In mistral.rs, device mapping is automatically managed to be as performant and easy as possible. Automatic device mapping is enabled by default in the CLI/server and Python API and does not make any changes when the model fits entirely on the GPU.
Automatic device mapping works by prioritizing loading models into GPU memory, and any remaining parts are loaded into CPU memory. Models architectures such as vision models which greatly benefit from GPU acceleration also automatically prioritize keeping those components on the GPU.
To control the mapping across devices, you can set the following maximum parameters which the model should expect in a prompt.
- maximum sequence length
- maximum batch size
- (vision models) maximum image length (length refers to the edge length)
- (vision models) maximum number of images
These parameters do not translate to hard limits during runtime, they only control the mapping.
Note
The maximum sequence length is also used to ensure that a KV cache will fit for with and without PagedAttention.
- Python
- Text models text_auto_device_map.py
- Vision models vision_auto_device_map.py
- Rust
- Text models text_auto_device_map/main.rs
- Vision models vision_auto_device_map/main.rs
- Server
- Text models:
./mistralrs-server -i --isq q4k plain -m meta-llama/Llama-3.3-70B-Instruct --max-seq-len 4096 --max-batch-size 2
- Vision models:
./mistralrs-server -i --isq q4k vision-plain -m meta-llama/Llama-3.2-11B-Vision-Instruct --max-seq-len 4096 --max-batch-size 2 --max-num-images 2 --max-image-length 1024
If you want to manually device map the model (not recommended), please continue reading.
Note
Manual device mapping is deprecated in favor of automatic device mapping due to the possibility for user error in manual.
There are 2 ways to do device mapping:
- Specify the number of layers to put on the GPU - this uses the GPU with ordinal 0.
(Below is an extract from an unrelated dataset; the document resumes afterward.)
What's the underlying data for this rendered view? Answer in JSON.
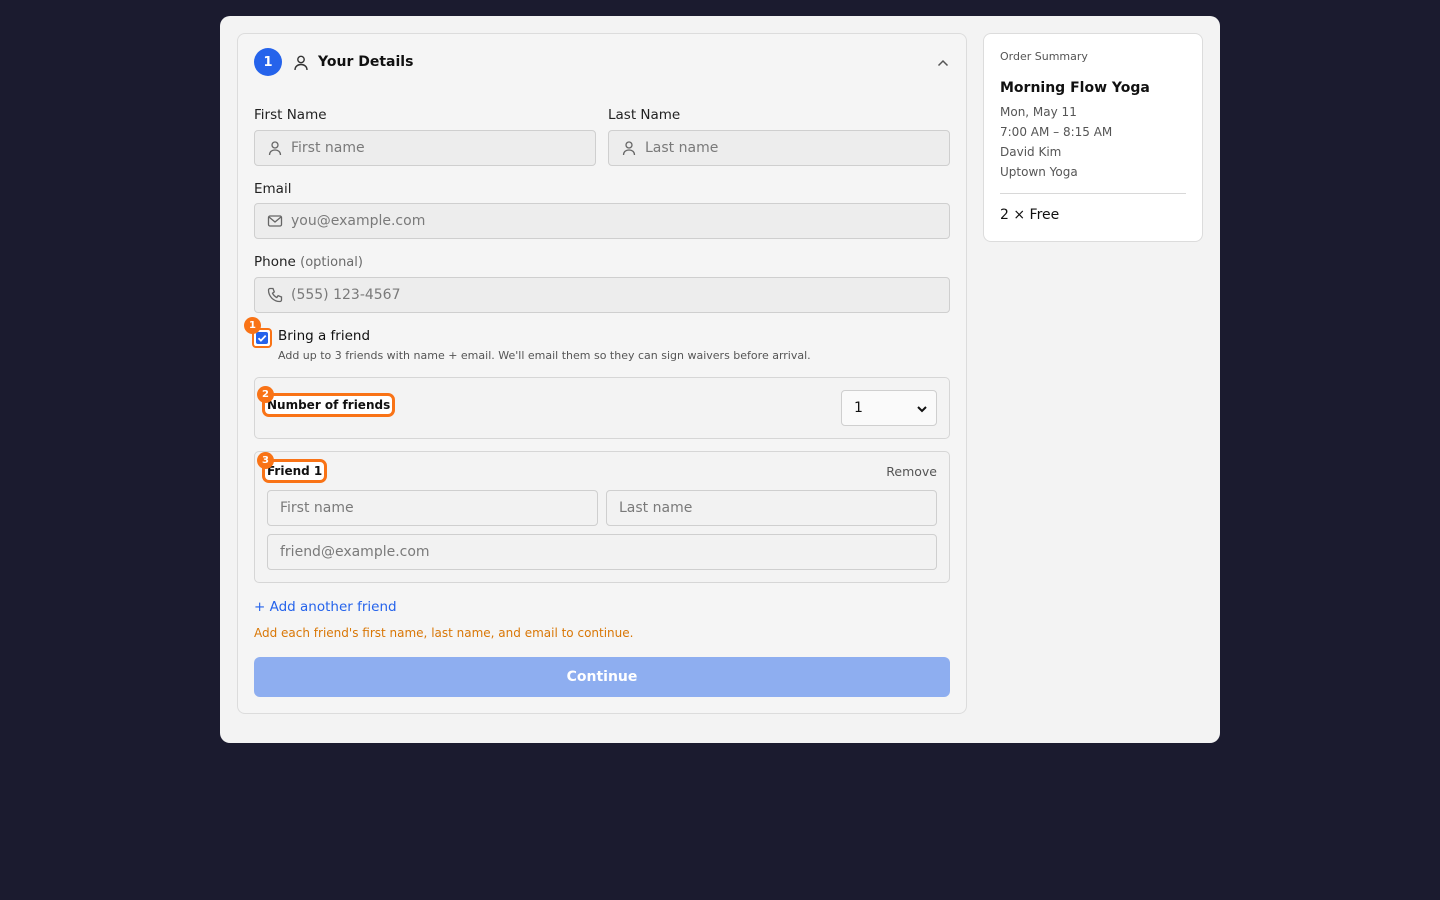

- Specify the ordinals and number of layers - this allows for cross-GPU device mapping.
The format for the ordinals and number of layers is ORD:NUM;...
where ORD is the unique ordinal and NUM is the number of layers for that GPU. This may be repeated as many times as necessary.
Note: We refer to GPU layers as "device layers" throughout mistral.rs.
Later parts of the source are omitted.